Pak Yoes menghentikan sejenak cerita cinta yang terjadi di masa lalunya. Aku pun meneguk teh hangat yang tinggal setengah gelas di depanku. Sementara nasi yang ada di piringku sudah lama habis dari tadi.

Aku pembeli terakhir yang makan di warung makan Pak Yoes. Dan mungkin karena kebetulan tidak ada pembeli lainnya, maka Pak Yoes pun bisa berpanjang lebar bercerita kepadaku malam ini.

“Wah, ceritanya mengharukan nih Pak” kataku menanggapi.

“Ya begitulah dik. Memang tidak semuanya yang kita harapkan akan terjadi dalam hidup kita” kata Pak Yoes.

“Lalu kelanjutan ceritanya gimana Pak?“ tanyaku.

***

“Tak mudah untuk melupakan kejadian itu. Namun sepahit apa pun yang kualami, aku harus bangkit dan melanjutkan kisah hidupku sendiri. Setelah beberapa waktu lamanya mencoba bangkit dari masa-masa pahit, akhirnya aku pun bertemu kembali dengan wanita yang akhirnya menjadi istriku. Untuk ketiga kalinya, lagi-lagi wanita yang mengisi kisah hidupku ini adalah keturunan tionghoa. Berbeda suku, dan juga berbeda agama denganku.”

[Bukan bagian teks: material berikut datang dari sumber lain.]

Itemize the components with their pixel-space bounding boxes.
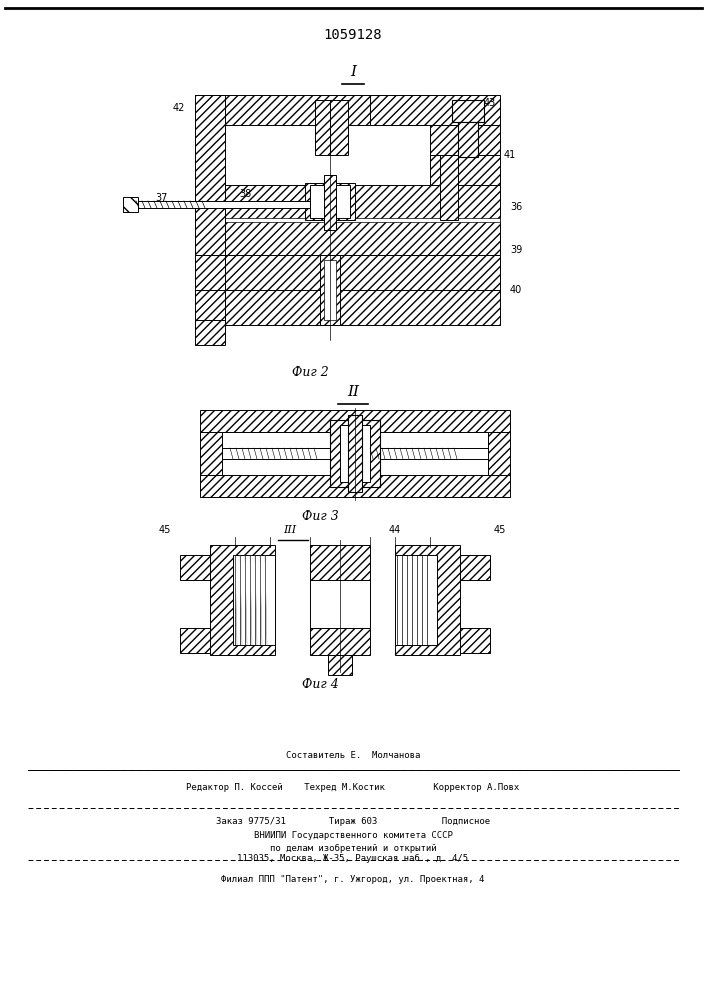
Bar bbox=[310, 185, 350, 218]
Text: Редактор П. Коссей    Техред М.Костик         Корректор А.Повх: Редактор П. Коссей Техред М.Костик Корре… bbox=[187, 784, 520, 792]
Bar bbox=[395, 545, 460, 655]
Bar bbox=[310, 580, 370, 628]
Bar bbox=[430, 155, 500, 185]
Bar bbox=[370, 95, 500, 125]
Bar bbox=[225, 255, 500, 290]
Bar bbox=[348, 415, 362, 492]
Text: 43: 43 bbox=[484, 98, 496, 108]
Bar bbox=[488, 432, 510, 475]
Bar bbox=[195, 320, 225, 345]
Text: ВНИИПИ Государственного комитета СССР: ВНИИПИ Государственного комитета СССР bbox=[254, 832, 452, 840]
Text: 37: 37 bbox=[156, 193, 168, 203]
Bar bbox=[452, 100, 484, 122]
Text: 41: 41 bbox=[504, 150, 516, 160]
Bar bbox=[200, 410, 510, 432]
Text: Филиал ППП "Патент", г. Ужгород, ул. Проектная, 4: Филиал ППП "Патент", г. Ужгород, ул. Про… bbox=[221, 876, 485, 884]
Text: 45: 45 bbox=[493, 525, 506, 535]
Bar bbox=[458, 122, 478, 157]
Bar bbox=[330, 100, 348, 155]
Text: Фиг 3: Фиг 3 bbox=[302, 510, 339, 522]
Bar bbox=[200, 432, 222, 475]
Bar bbox=[340, 425, 370, 482]
Text: 36: 36 bbox=[510, 202, 522, 212]
Bar bbox=[195, 155, 225, 185]
Bar bbox=[324, 175, 336, 230]
Bar bbox=[330, 420, 380, 487]
Bar bbox=[310, 628, 370, 655]
Bar bbox=[430, 125, 500, 155]
Bar bbox=[225, 185, 500, 220]
Bar bbox=[222, 448, 488, 459]
Bar bbox=[440, 155, 458, 220]
Text: Фиг 4: Фиг 4 bbox=[302, 678, 339, 692]
Bar bbox=[222, 432, 488, 475]
Bar bbox=[460, 628, 490, 653]
Bar bbox=[135, 201, 310, 208]
Bar bbox=[195, 290, 225, 325]
Text: 113035, Москва, Ж-35, Раушская наб., д. 4/5: 113035, Москва, Ж-35, Раушская наб., д. … bbox=[238, 853, 469, 863]
Text: Составитель Е.  Молчанова: Составитель Е. Молчанова bbox=[286, 750, 420, 760]
Bar bbox=[123, 197, 138, 212]
Bar bbox=[225, 290, 500, 325]
Text: 40: 40 bbox=[510, 285, 522, 295]
Bar bbox=[324, 260, 336, 320]
Bar bbox=[195, 185, 225, 220]
Text: Заказ 9775/31        Тираж 603            Подписное: Заказ 9775/31 Тираж 603 Подписное bbox=[216, 818, 490, 826]
Text: Фиг 2: Фиг 2 bbox=[291, 365, 328, 378]
Bar bbox=[180, 628, 210, 653]
Bar bbox=[195, 95, 430, 125]
Text: I: I bbox=[350, 65, 356, 79]
Text: 45: 45 bbox=[159, 525, 171, 535]
Bar bbox=[305, 183, 355, 220]
Bar bbox=[395, 555, 437, 645]
Text: II: II bbox=[347, 385, 359, 399]
Text: III: III bbox=[284, 525, 296, 535]
Bar bbox=[195, 125, 225, 155]
Bar bbox=[200, 475, 510, 497]
Bar bbox=[195, 255, 225, 290]
Text: 38: 38 bbox=[239, 189, 251, 199]
Bar bbox=[233, 555, 275, 645]
Bar bbox=[195, 95, 225, 255]
Bar bbox=[225, 218, 500, 222]
Bar bbox=[225, 220, 500, 255]
Text: 42: 42 bbox=[173, 103, 185, 113]
Bar bbox=[180, 555, 210, 580]
Text: по делам изобретений и открытий: по делам изобретений и открытий bbox=[269, 843, 436, 853]
Text: 39: 39 bbox=[510, 245, 522, 255]
Bar bbox=[210, 545, 275, 655]
Bar bbox=[310, 545, 370, 580]
Bar bbox=[315, 100, 333, 155]
Bar bbox=[320, 255, 340, 325]
Bar bbox=[460, 555, 490, 580]
Text: 44: 44 bbox=[389, 525, 401, 535]
Text: 1059128: 1059128 bbox=[324, 28, 382, 42]
Bar bbox=[195, 220, 225, 255]
Bar bbox=[328, 655, 352, 675]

“Aku berbahagia dengan pernikahanku yang sudah dikaruniai seorang anak ini, meskipun ada sebuah pertanyaan besar bagiku yang cukup lama menggangguku dan aku harus mencari jawabannya. Mengapa Tuhan mengirim dan mengadirkan perbedaan-perbedaan dalam hidupku ini.”

“Dan mungkin inilah maksud dan tujuan Tuhan dalam hidupku. Mungkin DIA mengajariku untuk menerima dan menghormati setiap perbedaan yang ada. Dan cara yang dilakukan-NYA adalah dengan membawaku untuk mengalami dan menjalani hubungan dengan tiga wanita yang benar-benar berbeda denganku. Berbeda suku. Berbeda juga agamanya. Sebagaimana Tuhan mencintai perbedaan yang diciptakannya, maka sudah seharusnyalah aku juga mencintai perbedaan itu. Aku pun belajar memandang perbedaan itu sebagai suatu keindahan yang dikaruniakan-Nya.”

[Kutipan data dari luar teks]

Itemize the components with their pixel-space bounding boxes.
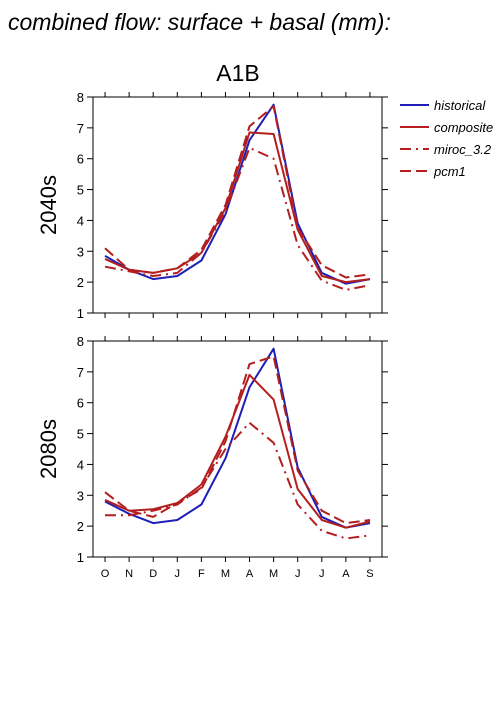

“Perbedaan itu tidak bisa dihapus. Dan perbedaan itu tak harus diseragamkan. Kita harus menerimanya sebagai pemberian dari Tuhan. Perbedaan itu indah dan memberi warna bagi dunia ini. Dan hiduplah berdamai dengan perbedaan-perbedaan itu.”

***

Aku terdiam mendengarkan Pak Yoes malam ini. Bahkan mataku berkaca-kaca karena terharu selama Pak Yoes bercerita.

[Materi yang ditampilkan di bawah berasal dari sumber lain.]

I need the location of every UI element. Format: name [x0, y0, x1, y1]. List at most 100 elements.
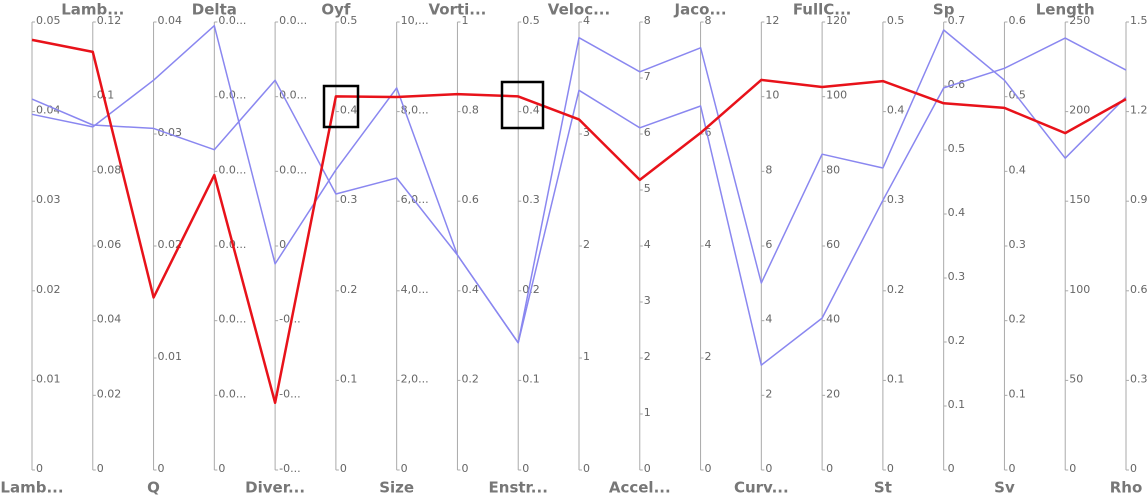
tick-label: 2,0... [401, 372, 429, 385]
tick-label: 0 [1069, 462, 1076, 475]
tick-label: 0.0... [218, 313, 246, 326]
tick-label: 3 [583, 126, 590, 139]
tick-label: 4 [765, 313, 772, 326]
tick-label: 1.2 [1130, 104, 1148, 117]
tick-label: 0.05 [36, 14, 61, 27]
tick-label: 0.04 [158, 14, 183, 27]
tick-label: 5 [644, 182, 651, 195]
tick-label: 200 [1069, 104, 1090, 117]
tick-label: 4 [705, 238, 712, 251]
tick-label: 4,0... [401, 283, 429, 296]
tick-label: 0 [36, 462, 43, 475]
axis-title: Sp [933, 1, 955, 19]
tick-label: 1 [461, 14, 468, 27]
tick-label: 0.03 [36, 193, 61, 206]
tick-label: 0.6 [1130, 283, 1148, 296]
tick-label: 0.3 [887, 193, 905, 206]
tick-label: 100 [1069, 283, 1090, 296]
tick-label: 8,0... [401, 104, 429, 117]
tick-label: 2 [765, 387, 772, 400]
lines [31, 24, 1127, 405]
tick-label: 0 [461, 462, 468, 475]
tick-label: 0.5 [948, 142, 966, 155]
tick-label: -0... [279, 462, 300, 475]
tick-label: 0.01 [158, 350, 183, 363]
tick-label: 0 [583, 462, 590, 475]
tick-label: 0.1 [340, 372, 358, 385]
tick-label: 10 [765, 89, 779, 102]
tick-label: 0.02 [158, 238, 183, 251]
tick-label: 8 [765, 163, 772, 176]
axis-title: Jaco... [674, 1, 727, 19]
tick-label: 0.4 [948, 206, 966, 219]
tick-label: 0.1 [522, 372, 540, 385]
axis-title: Size [379, 479, 414, 497]
tick-label: 0 [158, 462, 165, 475]
tick-label: 250 [1069, 14, 1090, 27]
tick-label: 4 [583, 14, 590, 27]
tick-label: 0.5 [522, 14, 540, 27]
axis-title: Q [147, 479, 160, 497]
tick-label: 0.02 [97, 387, 122, 400]
tick-label: 60 [826, 238, 840, 251]
tick-label: 0 [826, 462, 833, 475]
tick-label: 0.06 [97, 238, 122, 251]
axis-title: Delta [192, 1, 237, 19]
tick-label: 0.6 [461, 193, 479, 206]
tick-label: 0.1 [1008, 387, 1026, 400]
tick-label: 0.0... [218, 387, 246, 400]
tick-label: 0.5 [340, 14, 358, 27]
series-line [31, 37, 1127, 366]
axis-title: St [874, 479, 892, 497]
tick-label: 10,... [401, 14, 429, 27]
tick-label: 0.5 [887, 14, 905, 27]
tick-label: 0.2 [461, 372, 479, 385]
tick-label: 0.7 [948, 14, 966, 27]
tick-label: 0.12 [97, 14, 122, 27]
tick-label: 8 [705, 14, 712, 27]
tick-label: 0.2 [887, 283, 905, 296]
tick-label: 0.02 [36, 283, 61, 296]
tick-label: 1 [644, 406, 651, 419]
tick-label: 0.2 [340, 283, 358, 296]
tick-label: 0.1 [887, 372, 905, 385]
axis-title: Sv [994, 479, 1015, 497]
tick-label: 20 [826, 387, 840, 400]
tick-label: 2 [705, 350, 712, 363]
tick-label: 12 [765, 14, 779, 27]
axis-title: Lamb... [0, 479, 63, 497]
axis-title: Veloc... [548, 1, 610, 19]
tick-label: 0 [401, 462, 408, 475]
highlight-box [322, 84, 360, 129]
tick-label: 0.0... [279, 89, 307, 102]
tick-label: -0... [279, 387, 300, 400]
tick-label: 8 [644, 14, 651, 27]
axis-title: Enstr... [489, 479, 548, 497]
tick-label: 0.4 [340, 104, 358, 117]
tick-label: -0... [279, 313, 300, 326]
series-line [31, 24, 1127, 344]
tick-label: 40 [826, 313, 840, 326]
tick-label: 0.0... [218, 163, 246, 176]
tick-label: 0 [765, 462, 772, 475]
tick-label: 0.0... [218, 14, 246, 27]
tick-label: 0.3 [340, 193, 358, 206]
tick-label: 6 [705, 126, 712, 139]
tick-label: 0.4 [887, 104, 905, 117]
tick-label: 0.0... [279, 163, 307, 176]
tick-label: 0.1 [97, 89, 115, 102]
tick-label: 0 [705, 462, 712, 475]
tick-label: 0.04 [36, 104, 61, 117]
tick-label: 0.01 [36, 372, 61, 385]
tick-label: 0 [948, 462, 955, 475]
tick-label: 2 [583, 238, 590, 251]
series-line [31, 38, 1127, 405]
tick-label: 0 [218, 462, 225, 475]
axis-title: Vorti... [428, 1, 486, 19]
axis-title: FullC... [793, 1, 852, 19]
axis-title: Curv... [734, 479, 789, 497]
tick-label: 0.3 [522, 193, 540, 206]
tick-label: 0.4 [1008, 163, 1026, 176]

“O ya, Dik. Hari Minggu ini saya nggak jualan ya. Mau merayakan imlek” Kata Pak Yoes.

“Wah, ikut imlekan juga ya Pak? Libur berapa hari?” tanyaku.

“Ya harus Dik. Tiap imlek kami berkunjung ke keluarga istri. Nah kalo lebaran, gantian berkunjung ke keluarga saya. Liburnya tiga hari”

Aku pun menyudahi pembicaraan malam ini. Setelah membayar makanan, aku pun pamit Pak Yoes. Aku meninggalkan warung makan Pak Yoes, sebuah warung makan yang menjajakan kuliner jawa dengan ciri khas ada pikulan yang diletakkan di depan warung tersebut serta sebuah senthir atau lampu minyak tanah yang selalu menyala. Dan malam ini ada sesuatu yang berbeda di warung makan ini. Sebuah lampion merah terlihat tergantung begitu indah di depan warung makan tersebut yang sengaja dipasang mendekati hari raya imlek besok.

Perlahan aku menjauh dari tempat itu.

Dan kulihat nyala lampion merah berpadu begitu indah dengan nyala senthir minyak tanah.